The viscosity values of the spinning dopes were obtained by using a Bohlin CS 50 Rheometer (Stress Viscometry Model). In order to spin fibres, the viscosity of the polymer solution should be generally between 1-5 Pa·s for non-biodegradable polymers. For biodegradable polymers, the viscosity of the spinning dope might be lower. It is important when applying polymer dope, that the correct amount is used.
0.07 g of each hollow fibre was weighed and immersed in 20 ml of de-ionised water in a screw-topped bottle. These were then placed on an orbital shaker maintained at a temperature of 37° C. The pH of the degradation medium was measured every two days to monitor the rate of generation of acidic byproducts. A Jenway (Model 3051) pH meter was used for this purpose.
In vitro drug release studies were carried out in phosphate buffer saline (PBS) at both room temperature (˜25° C.) and 37° C. PBS solution was applied to keep the degrading system at a constant pH 7.4 value.
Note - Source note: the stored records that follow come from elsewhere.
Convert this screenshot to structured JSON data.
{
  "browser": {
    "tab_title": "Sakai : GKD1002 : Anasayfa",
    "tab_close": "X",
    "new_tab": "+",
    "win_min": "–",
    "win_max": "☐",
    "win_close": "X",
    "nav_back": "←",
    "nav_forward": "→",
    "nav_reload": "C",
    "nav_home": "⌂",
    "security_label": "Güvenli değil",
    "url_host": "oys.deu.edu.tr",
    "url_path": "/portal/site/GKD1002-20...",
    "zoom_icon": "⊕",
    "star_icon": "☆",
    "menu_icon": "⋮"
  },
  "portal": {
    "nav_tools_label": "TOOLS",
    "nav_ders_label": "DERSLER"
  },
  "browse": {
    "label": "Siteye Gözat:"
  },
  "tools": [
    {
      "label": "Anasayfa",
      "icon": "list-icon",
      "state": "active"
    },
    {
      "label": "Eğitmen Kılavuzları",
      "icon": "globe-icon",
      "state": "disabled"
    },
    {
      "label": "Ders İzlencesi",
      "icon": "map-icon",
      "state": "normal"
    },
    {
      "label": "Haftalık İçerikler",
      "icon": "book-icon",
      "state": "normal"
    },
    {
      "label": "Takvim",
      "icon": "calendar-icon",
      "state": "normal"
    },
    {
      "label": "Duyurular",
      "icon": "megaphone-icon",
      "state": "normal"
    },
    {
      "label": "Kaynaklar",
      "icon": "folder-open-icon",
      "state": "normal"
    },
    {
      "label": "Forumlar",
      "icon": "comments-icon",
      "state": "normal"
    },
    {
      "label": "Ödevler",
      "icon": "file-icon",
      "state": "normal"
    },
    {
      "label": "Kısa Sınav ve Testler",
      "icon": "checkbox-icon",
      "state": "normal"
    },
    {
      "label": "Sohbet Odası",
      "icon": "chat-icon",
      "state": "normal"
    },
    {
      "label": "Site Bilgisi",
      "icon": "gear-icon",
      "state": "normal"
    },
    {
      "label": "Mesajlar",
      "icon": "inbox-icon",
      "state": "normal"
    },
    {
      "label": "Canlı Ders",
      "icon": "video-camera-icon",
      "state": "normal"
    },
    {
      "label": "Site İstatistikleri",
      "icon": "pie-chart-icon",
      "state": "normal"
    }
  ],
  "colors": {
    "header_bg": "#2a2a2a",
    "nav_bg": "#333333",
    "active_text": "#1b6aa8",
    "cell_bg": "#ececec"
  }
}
Every type of polymer fibre was cut into 10 pieces, with 5 cm each. At room temperature, each fibre piece was first sealed at one end with bio-adhesive, and was injected with liquid 5-FU with a syringe pump from the other open end before it was sealed. Every 10 pieces of the same type of fibre were placed into a bottle which was filled with 20 ml of PBS solution. The bottles were placed at room temperature and at a constant temperature water bath, maintained at 37±0.1° C. for 6 months. The amount of drug release was measured every 24 hours within the 3 months. The quantitative measurement of the amount of drug released was measured with a UV Spectrometer. A calibration curve was performed as the concentration versus absorbance for the drug in buffer (wavelength of absorption, □=266 nm (5-FU) and λ=298 nm (cisplatin and carboplatin) or atomic absorption spectroscopy) which was plotted in a logarithmic scale gave a straight line. Samples were drawn from the release medium every 24 hours within the predetermined release period of 3 months to full-fill the cuvette, which would be put into the UV Spectrometer. The absorbance of the drug was noted. The sample in the cuvette was then put back into the release medium.
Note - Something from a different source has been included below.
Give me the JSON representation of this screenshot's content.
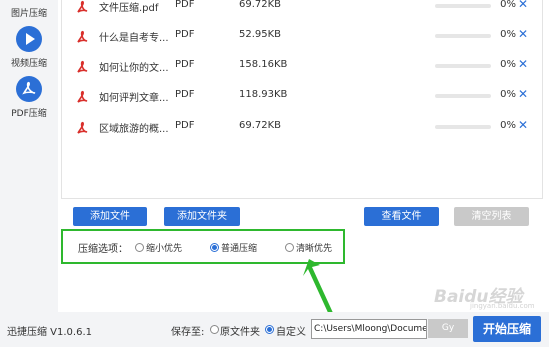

Hollow fibre membranes of different polymer compositions were investigated to determine their morphology and porosity, response to hydrolytic degradation as well as release rates of the anti-coagulant drug, 5FU and cisplatin and carboplatin.
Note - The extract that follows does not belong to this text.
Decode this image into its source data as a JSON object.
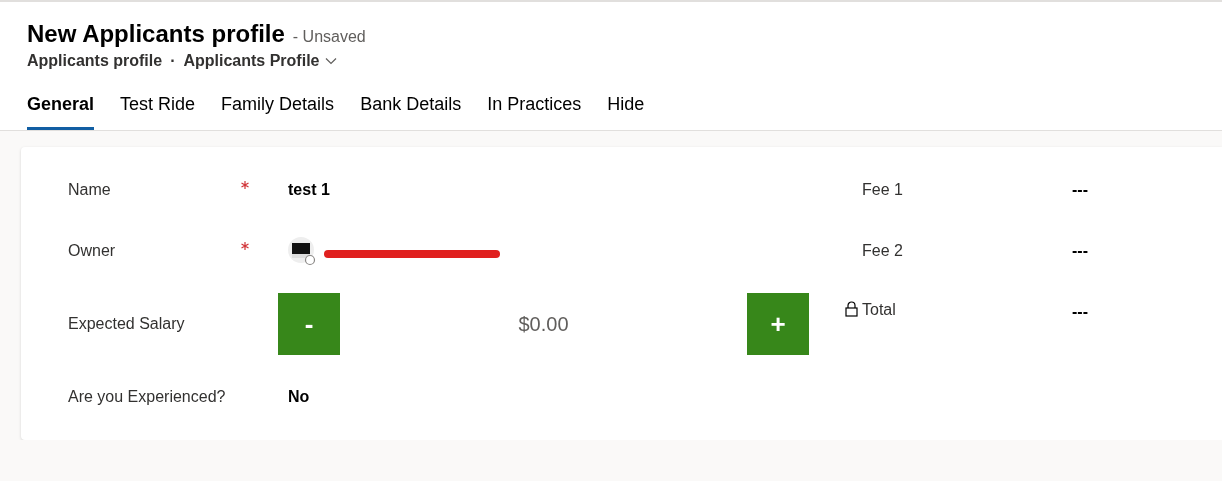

The following table shows the compositions of the hollow fibres studied and their corresponding spinning conditions.
Hydrophilic 5-FU accelerates the degradation and drug release rate from polymer hollow fibres as shown in the figure.
Amorphous fibres (PLGA) degrades and releases 5-FU faster than crystalline PLA fibres, 75dL:25PCL has the second slowest degradation and drug release due to its hydrophobicity, but releases twice the 5-FU amount released from PLA fibre.